LA « CRISE » DES DEMANDEURS D’ASILE
L’expression « demandeur d’asile » renvoie à une notion juridique existant depuis longtemps. Cette année, les médias canadiens semblent toutefois l’avoir redécouverte. En 2017 seulement, elle a été plus utilisée dans les médias que durant les cinq années précédentes. Parallèlement, l’utilisation du terme « réfugié » a augmenté d’environ 45 % par rapport à 2016. L’expression
« immigrant illégal » a, quant à elle, été plus mentionnée en 2017 que durant les deux années précédentes. Souvent utilisés à toutes les sauces et pour décrire une même situation, quelles nuances peut-on faire entre ces termes?
Immigrant illégal
La notion d’immigrant illégal n’existe pas en droit canadien. Comme l’a noté l’ex-juge à la Cour suprême du Canada, Louise Arbour, dans une lettre ouverte au Devoir, l’invalidité d’une demande d’asile ou d’immigration ne rend pas l’individu qui la fait illégal. Autrement dit, on peut qualifier d’illégal un acte ou une situation, mais jamais une personne. Le Barreau du Québec a lui aussi appelé, par voie de communiqué, à éviter l’expression. Si certains commentateurs l’utilisent abondamment pour rappeler l’irrégularité d’une entrée au pays, son utilisation renvoie à une notion légale inexistante.

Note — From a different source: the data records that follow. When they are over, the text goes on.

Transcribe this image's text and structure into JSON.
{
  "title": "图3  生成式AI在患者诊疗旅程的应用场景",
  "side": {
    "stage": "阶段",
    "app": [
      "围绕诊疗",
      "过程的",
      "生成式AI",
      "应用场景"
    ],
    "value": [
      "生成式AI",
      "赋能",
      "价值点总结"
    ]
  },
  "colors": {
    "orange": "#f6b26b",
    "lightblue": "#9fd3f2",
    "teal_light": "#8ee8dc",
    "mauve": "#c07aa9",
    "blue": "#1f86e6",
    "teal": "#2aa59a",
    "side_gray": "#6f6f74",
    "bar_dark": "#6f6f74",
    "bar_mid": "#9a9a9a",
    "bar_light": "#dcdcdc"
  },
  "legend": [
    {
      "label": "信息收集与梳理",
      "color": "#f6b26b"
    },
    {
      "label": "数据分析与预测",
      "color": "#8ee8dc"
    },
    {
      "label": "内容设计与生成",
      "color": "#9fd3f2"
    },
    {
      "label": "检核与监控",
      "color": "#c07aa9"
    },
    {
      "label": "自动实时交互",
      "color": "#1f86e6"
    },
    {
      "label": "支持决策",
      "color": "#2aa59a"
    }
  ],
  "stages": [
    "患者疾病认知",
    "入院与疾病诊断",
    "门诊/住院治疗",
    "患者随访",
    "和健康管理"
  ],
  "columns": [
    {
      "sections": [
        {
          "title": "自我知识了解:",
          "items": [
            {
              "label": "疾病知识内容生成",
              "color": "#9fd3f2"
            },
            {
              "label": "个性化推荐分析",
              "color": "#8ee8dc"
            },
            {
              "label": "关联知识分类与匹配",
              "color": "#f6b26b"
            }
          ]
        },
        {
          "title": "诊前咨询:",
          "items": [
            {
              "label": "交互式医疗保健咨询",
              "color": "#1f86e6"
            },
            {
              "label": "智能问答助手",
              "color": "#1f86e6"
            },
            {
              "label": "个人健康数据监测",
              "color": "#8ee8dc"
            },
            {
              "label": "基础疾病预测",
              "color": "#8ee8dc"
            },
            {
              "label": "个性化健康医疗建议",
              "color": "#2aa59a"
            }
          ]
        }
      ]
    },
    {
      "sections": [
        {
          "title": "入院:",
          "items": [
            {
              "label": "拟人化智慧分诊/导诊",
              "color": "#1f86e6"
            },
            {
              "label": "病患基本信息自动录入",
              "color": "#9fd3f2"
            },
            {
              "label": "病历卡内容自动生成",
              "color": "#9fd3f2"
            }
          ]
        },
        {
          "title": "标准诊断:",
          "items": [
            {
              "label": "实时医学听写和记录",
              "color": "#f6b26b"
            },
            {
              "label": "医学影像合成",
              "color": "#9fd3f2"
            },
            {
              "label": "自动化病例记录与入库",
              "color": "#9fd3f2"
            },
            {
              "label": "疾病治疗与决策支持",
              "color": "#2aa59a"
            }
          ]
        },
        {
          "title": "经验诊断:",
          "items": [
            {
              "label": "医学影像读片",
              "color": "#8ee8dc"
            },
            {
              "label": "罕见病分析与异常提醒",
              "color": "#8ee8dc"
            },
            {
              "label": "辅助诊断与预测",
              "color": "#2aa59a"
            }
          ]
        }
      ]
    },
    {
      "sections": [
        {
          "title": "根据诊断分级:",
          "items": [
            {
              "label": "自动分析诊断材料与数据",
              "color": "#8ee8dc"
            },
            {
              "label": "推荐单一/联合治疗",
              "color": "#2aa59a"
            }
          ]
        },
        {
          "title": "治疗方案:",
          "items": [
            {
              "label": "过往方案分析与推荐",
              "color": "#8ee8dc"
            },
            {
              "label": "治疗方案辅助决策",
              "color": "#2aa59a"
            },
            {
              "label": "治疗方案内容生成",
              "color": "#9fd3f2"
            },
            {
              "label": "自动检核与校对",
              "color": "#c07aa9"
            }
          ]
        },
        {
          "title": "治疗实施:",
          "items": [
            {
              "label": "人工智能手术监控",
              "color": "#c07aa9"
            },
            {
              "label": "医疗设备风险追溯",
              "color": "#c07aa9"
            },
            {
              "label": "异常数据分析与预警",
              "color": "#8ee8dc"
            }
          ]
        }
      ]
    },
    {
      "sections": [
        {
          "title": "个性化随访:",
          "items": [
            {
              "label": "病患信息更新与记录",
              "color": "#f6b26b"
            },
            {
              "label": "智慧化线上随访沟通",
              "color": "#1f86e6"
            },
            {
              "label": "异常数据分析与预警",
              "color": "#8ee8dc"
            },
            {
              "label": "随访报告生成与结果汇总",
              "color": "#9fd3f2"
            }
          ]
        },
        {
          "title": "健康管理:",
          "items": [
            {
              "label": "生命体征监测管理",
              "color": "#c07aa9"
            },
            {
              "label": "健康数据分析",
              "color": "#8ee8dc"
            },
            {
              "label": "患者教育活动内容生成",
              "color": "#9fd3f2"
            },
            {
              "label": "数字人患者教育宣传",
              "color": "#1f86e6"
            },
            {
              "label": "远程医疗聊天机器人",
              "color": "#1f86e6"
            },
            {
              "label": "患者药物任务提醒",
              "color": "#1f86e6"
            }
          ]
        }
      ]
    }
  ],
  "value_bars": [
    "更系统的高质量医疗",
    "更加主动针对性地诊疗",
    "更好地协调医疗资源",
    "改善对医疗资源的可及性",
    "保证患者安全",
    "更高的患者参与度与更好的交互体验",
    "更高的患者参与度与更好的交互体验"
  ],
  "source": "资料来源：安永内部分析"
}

Exemple d’utilisation problématique :
« Le phénomène de hausse des demandes d’asile ne devrait pas avoir d’impact ailleurs qu’à Montréal, étant donné que toutes les ressources qui s’occupent des immigrants illégaux sont concentrées dans la métropole. » (Le Soleil, 4 août 2017, p.7)
Explication : il s’agit de demandeurs d’asile ou de nouveaux arrivants et non d’immigrants illégaux (articles 95 et 96 de la Loi sur l’immigration et la protection des réfugiés).
Autres exemples :
http://www.tvanouvelles.ca/2017/09/06/ottawa-se-prepare-a-une-deuxieme-vague-dimmigration
Demandeur d’asile ou réfugié?
Du point de vue de la Loi sur l’immigration et la protection des réfugiés, les termes
« demandeurs d’asile » et « réfugiés » sont plus justes. Lorsqu’un individu arrive au Canada, il peut demander l’asile en vue d’obtenir le statut de réfugié. Pour que la demande soit accueillie et qu’on puisse parler d’un réfugié plutôt que d’un demandeur d’asile, l’individu doit démontrer une crainte raisonnable de persécution dans son pays d’origine. Une fois la demande accueillie, il pourra notamment obtenir le statut de résident permanent. La distinction entre les deux termes se fait donc selon l’état de la demande de l’individu (articles 95 et 96 de la Loi sur l’immigration et la protection des réfugiés).
Cette définition juridique permet d’éclairer la procédure à laquelle peut se soumettre un nouvel arrivant, mais elle n’est pas complète. Indépendamment des critères de la Loi canadienne, ceux qui fuient un danger dans leur pays d’origine peuvent être considérés comme des réfugiés. On peut alors parler de réfugiés économiques ou climatiques, par exemple. Des situations qui échappent à l’application de la Loi.
Exemple d’utilisation problématique :
« Le Canada est tenu d’accueillir les réfugiés et de s’occuper d’eux jusqu’à ce que leurs dossiers soient traités en raison d’une convention internationale, mais pas de les garder. » (Journal de Québec, 3 août 2017)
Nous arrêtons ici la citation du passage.